Cancer cases rising in Uganda, medic warns gov’t

MBARARA – Dr. Alfred Jatho from the Uganda Cancer Institute [UCI] has urged government to allocate more funds for prevention, screening, and treatment, warning the number of cases is increasing in the country.

In 2020, UCI statistics indicated a total of about 62,548 people in Uganda lived with cancer out of which 22,992 died mainly of cervical cancer.

Jatho who heads the department of community cancer services at UCI says children aged 0-14 years of age constitute 10 percent of cancer patients in Uganda. “Of all the total cancer cases shown above, children make an average of 10 percent in Uganda.”

While training journalists on cancer prevention and treatment in Sheema district days ago, Jatho attributed the increasing number of cancer cases in the country to poor diet, age, HIV prevalence, and belief in myths, and witchcraft.

“Cancer is not a new disease, but people have not been screening to know what is killing them. Many have been associating it with witchcraft,” Alfred said.

The oncologist added that the Health ministry has prioritised diseases like malaria, HIV, and others, leaving out cancer.

“HIV infection has been in Uganda for so many years and that’s where a lot of money is being sunk. Cancer has been killing people but for the last 10 years, very little money is allocated for its prevention and early detection,” Alfred said.

He said that even the little budget allocated to the cancer department is spent on structures instead of focusing on prevention, screening, and creating awareness.

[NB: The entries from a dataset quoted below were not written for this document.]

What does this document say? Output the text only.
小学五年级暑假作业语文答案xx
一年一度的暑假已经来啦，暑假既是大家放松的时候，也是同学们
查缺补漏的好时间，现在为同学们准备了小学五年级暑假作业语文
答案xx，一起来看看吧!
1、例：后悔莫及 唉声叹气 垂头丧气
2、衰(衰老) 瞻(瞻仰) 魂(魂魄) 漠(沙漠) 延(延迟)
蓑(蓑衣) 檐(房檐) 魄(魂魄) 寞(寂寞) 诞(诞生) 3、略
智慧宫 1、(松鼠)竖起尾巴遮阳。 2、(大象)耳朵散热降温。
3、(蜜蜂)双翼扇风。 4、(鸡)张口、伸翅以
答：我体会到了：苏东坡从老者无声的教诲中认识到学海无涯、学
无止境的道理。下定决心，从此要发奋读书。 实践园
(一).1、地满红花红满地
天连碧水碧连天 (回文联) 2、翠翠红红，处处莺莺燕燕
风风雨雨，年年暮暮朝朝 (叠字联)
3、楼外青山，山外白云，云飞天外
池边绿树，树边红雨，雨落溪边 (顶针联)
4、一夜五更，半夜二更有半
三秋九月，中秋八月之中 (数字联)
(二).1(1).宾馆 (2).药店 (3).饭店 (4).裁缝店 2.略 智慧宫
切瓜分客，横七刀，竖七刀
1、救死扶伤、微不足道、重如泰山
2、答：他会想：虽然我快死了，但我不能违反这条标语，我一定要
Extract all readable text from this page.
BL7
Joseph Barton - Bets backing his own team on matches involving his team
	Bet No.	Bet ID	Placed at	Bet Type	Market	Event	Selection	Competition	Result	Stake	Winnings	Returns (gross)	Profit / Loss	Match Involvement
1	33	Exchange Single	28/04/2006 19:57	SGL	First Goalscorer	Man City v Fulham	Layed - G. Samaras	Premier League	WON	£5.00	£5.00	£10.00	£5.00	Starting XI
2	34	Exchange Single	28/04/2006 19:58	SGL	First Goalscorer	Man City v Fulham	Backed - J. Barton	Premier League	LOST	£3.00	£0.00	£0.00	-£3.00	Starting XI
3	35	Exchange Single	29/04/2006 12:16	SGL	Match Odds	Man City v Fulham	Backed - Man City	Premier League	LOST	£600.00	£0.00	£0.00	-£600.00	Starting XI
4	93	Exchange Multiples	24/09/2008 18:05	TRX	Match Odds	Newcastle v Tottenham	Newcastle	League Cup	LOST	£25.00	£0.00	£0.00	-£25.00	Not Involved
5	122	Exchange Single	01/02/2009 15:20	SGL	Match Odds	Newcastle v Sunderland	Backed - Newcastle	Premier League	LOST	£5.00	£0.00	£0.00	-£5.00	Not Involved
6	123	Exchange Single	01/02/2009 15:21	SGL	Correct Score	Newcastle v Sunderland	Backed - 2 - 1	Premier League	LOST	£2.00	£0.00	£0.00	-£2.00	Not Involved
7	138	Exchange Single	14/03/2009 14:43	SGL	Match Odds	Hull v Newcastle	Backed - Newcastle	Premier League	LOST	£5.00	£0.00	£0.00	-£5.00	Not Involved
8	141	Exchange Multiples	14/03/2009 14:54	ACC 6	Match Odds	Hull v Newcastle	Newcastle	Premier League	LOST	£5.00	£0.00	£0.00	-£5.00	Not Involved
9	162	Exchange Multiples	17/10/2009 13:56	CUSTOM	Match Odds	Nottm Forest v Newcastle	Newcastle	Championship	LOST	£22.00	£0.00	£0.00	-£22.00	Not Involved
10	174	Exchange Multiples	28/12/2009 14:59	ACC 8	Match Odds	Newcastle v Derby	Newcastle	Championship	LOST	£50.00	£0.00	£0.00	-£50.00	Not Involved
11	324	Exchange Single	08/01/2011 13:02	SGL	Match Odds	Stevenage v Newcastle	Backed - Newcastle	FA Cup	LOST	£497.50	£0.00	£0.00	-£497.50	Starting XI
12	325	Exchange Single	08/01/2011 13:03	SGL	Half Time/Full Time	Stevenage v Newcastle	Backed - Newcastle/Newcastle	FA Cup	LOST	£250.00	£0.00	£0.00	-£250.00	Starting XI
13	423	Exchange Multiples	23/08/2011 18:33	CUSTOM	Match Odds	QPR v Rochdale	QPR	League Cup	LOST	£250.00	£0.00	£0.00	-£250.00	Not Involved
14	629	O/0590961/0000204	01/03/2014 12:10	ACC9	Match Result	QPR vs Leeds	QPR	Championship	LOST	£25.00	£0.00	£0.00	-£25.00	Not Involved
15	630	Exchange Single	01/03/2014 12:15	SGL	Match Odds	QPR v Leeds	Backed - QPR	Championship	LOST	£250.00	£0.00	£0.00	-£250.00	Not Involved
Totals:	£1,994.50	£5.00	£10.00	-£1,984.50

“The released funds are unrelated to cancer treatment. It goes to construction, staff salaries, and buying expensive equipment yet we need money to tackle real issues like screening and creating awareness,” he said.

He also advocated for a national cancer control programme plan that he feels will extend cancer care down to the village level.

“There should be a kind of arrangement in the policy to address the emerging trend of cancer diseases in Uganda,” he said, adding “We urgently need a national cancer control programme that will let cancer control services be provided in the entire country level, not just at the UCI in Kampala.”

Evidence Orikunda, deputy resident district commissioner Sheema appealed to journalists to use their media platforms to sensitise and create awareness about public health.

“As media, you have the power to influence the public, so spread the gospel on causes of cancer to rescue our societies from danger,” Orikunda said.

However, George Tumwebaze, the Mayor of Kabwohe Division in Sheema Municipality warned the media against publishing negative stories about cancer patients, saying it can result in stigmatisation and death.

UCI has so far extended mass cancer camps for screening, diagnosis, treatment, sensitisation and creating awareness in areas of Kololo, Sheema among other places.